I'll leave you with a list of fall movies I'm especially looking forward to - do yourself a favor and check out the trailers at http://www.apple.com/trailers.

8/18 Snakes On A Plane
9/01 Trust the Man
9/01 The Illusionist
9/01 Crank
9/08 Hollywoodland
9/15 The Last Kiss
9/15 The Black Dahlia
9/22 Renaissance
9/29 The Science of Sleep
10/11 Running With Scissors
10/13 The Fountain
10/20 The Prestige
10/27 Babel
12/08 The Holiday

It's worth noting that two of these films, The Illusionist and The Prestige, are period pieces about magicians, while Hollywoodland and The Black Dahlia are both period detective pieces based on true stories of real Hollywood killings. There is no way all this shit is coincidental.

Apr. 19th, 2006

me

The Leak of a Lifetime

AHHH! My mind!

"10,000 Days" has leaked, and it's fucking half an hour away from downloading.

Fucking ducats, man.

Feb. 19th, 2006

me

I Love You But I've Chosen Darkness

I'm moody and lonesome and sad. And I know it will go away tomorrow or the next day because it always does. But the thing that always worries me a little bit is that this is my 'true' self or my default state of mind and the rest of the time I'm just fooling myself or distracting myself from reality.

I am not proud of myself when I'm alone. I know that in and of myself I am unaccomplished, that I cannot set goals or do anything I think I want to do. I am driven entirely by my interactions with other people. Nothing creative is satisfying unless I experience it as part of a group - that's why I do improv and music. Alone in an apartment at night, it seems silly NOT to wonder if I exist. I only really feel defined by other people.

Anyhow, that's why I can't move to Chicago. And that's why I can't go to parties full of strangers.

God, what cliche LJ horseshit. This is why I don't post. But we'll press on.

I don't remember if I've always felt like this.
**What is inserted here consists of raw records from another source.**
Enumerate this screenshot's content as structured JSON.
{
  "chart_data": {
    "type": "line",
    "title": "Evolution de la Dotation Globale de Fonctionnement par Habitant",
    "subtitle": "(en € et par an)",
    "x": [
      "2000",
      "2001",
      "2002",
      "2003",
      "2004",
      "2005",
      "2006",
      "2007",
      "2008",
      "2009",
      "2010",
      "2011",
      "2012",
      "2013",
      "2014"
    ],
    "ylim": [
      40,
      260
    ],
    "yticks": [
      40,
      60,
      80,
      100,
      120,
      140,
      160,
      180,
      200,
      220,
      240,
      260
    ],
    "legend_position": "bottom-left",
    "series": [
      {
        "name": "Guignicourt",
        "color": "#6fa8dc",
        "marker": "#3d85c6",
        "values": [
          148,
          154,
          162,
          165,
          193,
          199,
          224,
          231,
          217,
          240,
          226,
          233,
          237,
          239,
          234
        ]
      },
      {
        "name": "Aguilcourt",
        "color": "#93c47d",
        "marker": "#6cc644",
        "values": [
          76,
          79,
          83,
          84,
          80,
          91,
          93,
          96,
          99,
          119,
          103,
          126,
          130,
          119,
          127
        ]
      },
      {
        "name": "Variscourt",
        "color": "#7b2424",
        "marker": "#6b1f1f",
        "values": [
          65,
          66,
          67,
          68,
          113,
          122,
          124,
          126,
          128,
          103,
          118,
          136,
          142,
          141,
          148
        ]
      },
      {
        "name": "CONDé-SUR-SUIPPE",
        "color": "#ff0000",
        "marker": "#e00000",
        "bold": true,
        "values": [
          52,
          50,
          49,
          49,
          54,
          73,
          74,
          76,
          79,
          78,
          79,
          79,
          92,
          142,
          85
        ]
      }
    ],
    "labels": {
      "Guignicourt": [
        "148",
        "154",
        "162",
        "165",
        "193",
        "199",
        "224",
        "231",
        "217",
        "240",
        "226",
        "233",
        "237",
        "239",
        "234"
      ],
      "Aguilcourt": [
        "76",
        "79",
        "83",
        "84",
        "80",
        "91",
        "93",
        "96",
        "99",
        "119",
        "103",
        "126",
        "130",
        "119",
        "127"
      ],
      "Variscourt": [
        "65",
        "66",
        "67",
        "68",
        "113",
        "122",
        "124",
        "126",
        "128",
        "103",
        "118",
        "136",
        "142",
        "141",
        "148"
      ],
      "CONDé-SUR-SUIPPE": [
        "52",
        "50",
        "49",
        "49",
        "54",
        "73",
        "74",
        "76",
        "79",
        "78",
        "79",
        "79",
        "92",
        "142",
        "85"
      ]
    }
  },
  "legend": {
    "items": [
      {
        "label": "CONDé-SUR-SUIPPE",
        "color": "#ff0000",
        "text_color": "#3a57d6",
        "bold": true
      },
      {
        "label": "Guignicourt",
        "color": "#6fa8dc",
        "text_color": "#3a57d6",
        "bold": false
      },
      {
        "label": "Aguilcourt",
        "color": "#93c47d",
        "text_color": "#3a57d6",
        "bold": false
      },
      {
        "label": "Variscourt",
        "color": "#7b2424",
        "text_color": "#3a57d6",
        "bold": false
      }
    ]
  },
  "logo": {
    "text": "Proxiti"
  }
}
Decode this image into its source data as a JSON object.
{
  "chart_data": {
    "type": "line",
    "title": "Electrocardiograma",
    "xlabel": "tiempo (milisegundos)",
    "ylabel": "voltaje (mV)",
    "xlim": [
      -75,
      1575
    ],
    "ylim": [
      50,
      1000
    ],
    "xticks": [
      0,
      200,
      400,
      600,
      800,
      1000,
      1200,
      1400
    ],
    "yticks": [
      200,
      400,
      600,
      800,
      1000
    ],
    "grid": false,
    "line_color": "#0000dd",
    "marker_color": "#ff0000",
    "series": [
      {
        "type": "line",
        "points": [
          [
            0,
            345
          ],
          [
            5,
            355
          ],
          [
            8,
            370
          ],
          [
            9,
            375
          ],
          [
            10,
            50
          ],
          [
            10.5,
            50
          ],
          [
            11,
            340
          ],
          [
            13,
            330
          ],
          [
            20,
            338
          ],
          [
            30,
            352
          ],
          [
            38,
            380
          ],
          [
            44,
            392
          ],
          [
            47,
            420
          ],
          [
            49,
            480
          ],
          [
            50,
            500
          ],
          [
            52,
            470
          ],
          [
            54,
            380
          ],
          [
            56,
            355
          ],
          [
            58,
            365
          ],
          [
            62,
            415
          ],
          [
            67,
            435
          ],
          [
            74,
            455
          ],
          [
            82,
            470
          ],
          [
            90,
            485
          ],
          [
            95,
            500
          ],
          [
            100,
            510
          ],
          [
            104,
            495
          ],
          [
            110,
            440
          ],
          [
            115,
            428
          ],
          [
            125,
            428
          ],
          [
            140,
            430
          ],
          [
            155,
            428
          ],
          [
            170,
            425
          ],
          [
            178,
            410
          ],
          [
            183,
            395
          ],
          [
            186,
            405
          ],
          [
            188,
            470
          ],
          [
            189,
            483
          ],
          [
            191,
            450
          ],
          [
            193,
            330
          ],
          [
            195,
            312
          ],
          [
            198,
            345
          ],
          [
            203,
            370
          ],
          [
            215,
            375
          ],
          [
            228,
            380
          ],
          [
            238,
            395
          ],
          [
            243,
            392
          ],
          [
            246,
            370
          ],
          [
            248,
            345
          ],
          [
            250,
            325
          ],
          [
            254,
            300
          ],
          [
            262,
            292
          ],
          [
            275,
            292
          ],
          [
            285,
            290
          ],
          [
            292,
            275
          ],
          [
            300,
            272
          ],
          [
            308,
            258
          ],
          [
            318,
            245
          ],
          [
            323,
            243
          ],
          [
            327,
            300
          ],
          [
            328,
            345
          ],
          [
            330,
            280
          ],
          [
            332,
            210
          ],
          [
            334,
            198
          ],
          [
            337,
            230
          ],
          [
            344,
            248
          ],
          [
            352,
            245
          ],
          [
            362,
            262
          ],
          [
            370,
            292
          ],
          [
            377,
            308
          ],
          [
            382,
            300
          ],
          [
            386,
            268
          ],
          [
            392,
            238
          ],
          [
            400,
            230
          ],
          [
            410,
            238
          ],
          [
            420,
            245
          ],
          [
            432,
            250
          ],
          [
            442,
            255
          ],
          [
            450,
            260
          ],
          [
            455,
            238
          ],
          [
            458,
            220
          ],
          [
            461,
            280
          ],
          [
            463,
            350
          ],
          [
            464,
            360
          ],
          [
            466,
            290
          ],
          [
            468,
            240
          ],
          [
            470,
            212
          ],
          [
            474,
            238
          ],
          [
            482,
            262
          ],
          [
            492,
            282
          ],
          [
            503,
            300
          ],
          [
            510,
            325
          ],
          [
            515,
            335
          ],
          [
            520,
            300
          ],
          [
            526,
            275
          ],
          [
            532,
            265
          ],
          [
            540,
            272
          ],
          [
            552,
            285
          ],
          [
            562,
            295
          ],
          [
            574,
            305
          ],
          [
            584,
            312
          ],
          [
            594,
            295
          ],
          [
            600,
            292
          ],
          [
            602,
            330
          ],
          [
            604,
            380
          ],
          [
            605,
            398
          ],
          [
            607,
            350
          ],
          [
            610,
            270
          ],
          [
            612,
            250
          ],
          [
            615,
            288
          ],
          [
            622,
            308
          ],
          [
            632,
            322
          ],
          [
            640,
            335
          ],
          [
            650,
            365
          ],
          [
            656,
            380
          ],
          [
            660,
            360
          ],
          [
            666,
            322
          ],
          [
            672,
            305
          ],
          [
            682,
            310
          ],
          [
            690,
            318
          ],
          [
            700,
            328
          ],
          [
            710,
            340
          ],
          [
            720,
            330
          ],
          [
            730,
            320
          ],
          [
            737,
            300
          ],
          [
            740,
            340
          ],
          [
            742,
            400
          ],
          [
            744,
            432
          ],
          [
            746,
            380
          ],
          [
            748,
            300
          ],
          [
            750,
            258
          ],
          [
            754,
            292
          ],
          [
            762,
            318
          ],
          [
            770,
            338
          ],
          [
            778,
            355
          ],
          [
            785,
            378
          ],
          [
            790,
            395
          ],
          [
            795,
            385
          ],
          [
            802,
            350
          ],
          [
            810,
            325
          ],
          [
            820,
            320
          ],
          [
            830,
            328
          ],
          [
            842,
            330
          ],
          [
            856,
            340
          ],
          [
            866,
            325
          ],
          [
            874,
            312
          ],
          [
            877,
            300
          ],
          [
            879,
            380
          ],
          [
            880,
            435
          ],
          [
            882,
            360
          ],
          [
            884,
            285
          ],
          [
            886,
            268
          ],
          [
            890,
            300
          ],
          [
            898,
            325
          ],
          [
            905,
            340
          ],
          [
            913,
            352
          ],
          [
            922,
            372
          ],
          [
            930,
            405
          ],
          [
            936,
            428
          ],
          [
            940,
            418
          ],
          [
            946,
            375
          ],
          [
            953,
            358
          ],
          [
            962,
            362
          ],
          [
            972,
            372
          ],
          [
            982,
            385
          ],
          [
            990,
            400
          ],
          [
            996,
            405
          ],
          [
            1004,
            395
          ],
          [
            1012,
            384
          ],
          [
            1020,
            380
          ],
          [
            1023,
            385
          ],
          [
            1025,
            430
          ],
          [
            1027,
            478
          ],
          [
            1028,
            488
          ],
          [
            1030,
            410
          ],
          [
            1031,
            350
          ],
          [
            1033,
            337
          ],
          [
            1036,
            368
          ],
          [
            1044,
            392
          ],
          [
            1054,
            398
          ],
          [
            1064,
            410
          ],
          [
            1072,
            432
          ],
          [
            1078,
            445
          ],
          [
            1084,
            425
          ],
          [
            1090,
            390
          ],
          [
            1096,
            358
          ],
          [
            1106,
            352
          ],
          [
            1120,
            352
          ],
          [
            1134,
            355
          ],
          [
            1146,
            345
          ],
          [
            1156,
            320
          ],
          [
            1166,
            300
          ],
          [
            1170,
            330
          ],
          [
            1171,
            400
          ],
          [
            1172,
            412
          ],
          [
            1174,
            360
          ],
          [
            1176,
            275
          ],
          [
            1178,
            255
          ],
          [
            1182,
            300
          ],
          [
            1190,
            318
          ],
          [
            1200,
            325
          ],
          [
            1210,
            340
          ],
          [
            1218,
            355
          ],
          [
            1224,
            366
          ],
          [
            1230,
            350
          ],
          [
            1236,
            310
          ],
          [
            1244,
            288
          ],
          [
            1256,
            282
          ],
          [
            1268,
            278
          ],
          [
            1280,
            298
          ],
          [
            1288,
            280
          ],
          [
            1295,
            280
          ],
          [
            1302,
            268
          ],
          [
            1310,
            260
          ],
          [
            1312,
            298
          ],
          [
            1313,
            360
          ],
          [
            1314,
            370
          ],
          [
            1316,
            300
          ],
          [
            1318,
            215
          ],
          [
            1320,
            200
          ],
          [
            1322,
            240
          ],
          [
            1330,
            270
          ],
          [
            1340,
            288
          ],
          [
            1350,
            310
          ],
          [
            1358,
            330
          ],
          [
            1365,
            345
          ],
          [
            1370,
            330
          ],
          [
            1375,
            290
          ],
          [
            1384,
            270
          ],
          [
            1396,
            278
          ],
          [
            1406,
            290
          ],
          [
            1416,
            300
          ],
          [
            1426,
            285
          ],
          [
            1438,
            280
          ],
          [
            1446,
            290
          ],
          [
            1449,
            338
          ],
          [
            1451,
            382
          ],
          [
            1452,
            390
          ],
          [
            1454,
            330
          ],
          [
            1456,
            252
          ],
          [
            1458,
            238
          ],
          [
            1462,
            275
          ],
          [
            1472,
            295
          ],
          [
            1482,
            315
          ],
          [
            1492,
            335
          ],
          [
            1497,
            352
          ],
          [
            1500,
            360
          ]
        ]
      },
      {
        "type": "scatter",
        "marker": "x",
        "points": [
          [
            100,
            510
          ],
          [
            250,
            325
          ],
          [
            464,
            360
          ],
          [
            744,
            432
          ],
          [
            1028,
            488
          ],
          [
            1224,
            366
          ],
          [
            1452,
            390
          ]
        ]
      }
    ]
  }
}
I know I haven't recovered from losing the band. I don't talk about, you know, how I feel anymore. Did I lose my trust through attrition when I loved Nicole? When I loved Abby? I get so distraught about these people who have lied to me, but I have lied to them, too.

I wonder vaguely if I would feel more fulfilled if I blew away the TV show partition on my harddrive, or if I threw out all the shit I own. Would I be better off if I stopped masturbating, in all senses of the word? So many of the things I do fall into this category.

But none of that is going to happen, because it's just like cutting and dyeing your hair, and then a week later you're like, "Well, fuck, what now?" At least that's my perception.

.
.

On a related note, I'm sure that there are perfectly rational reasons for everything in the universe - I just don't find them aesthetically compelling. And for that, I am truly sorry.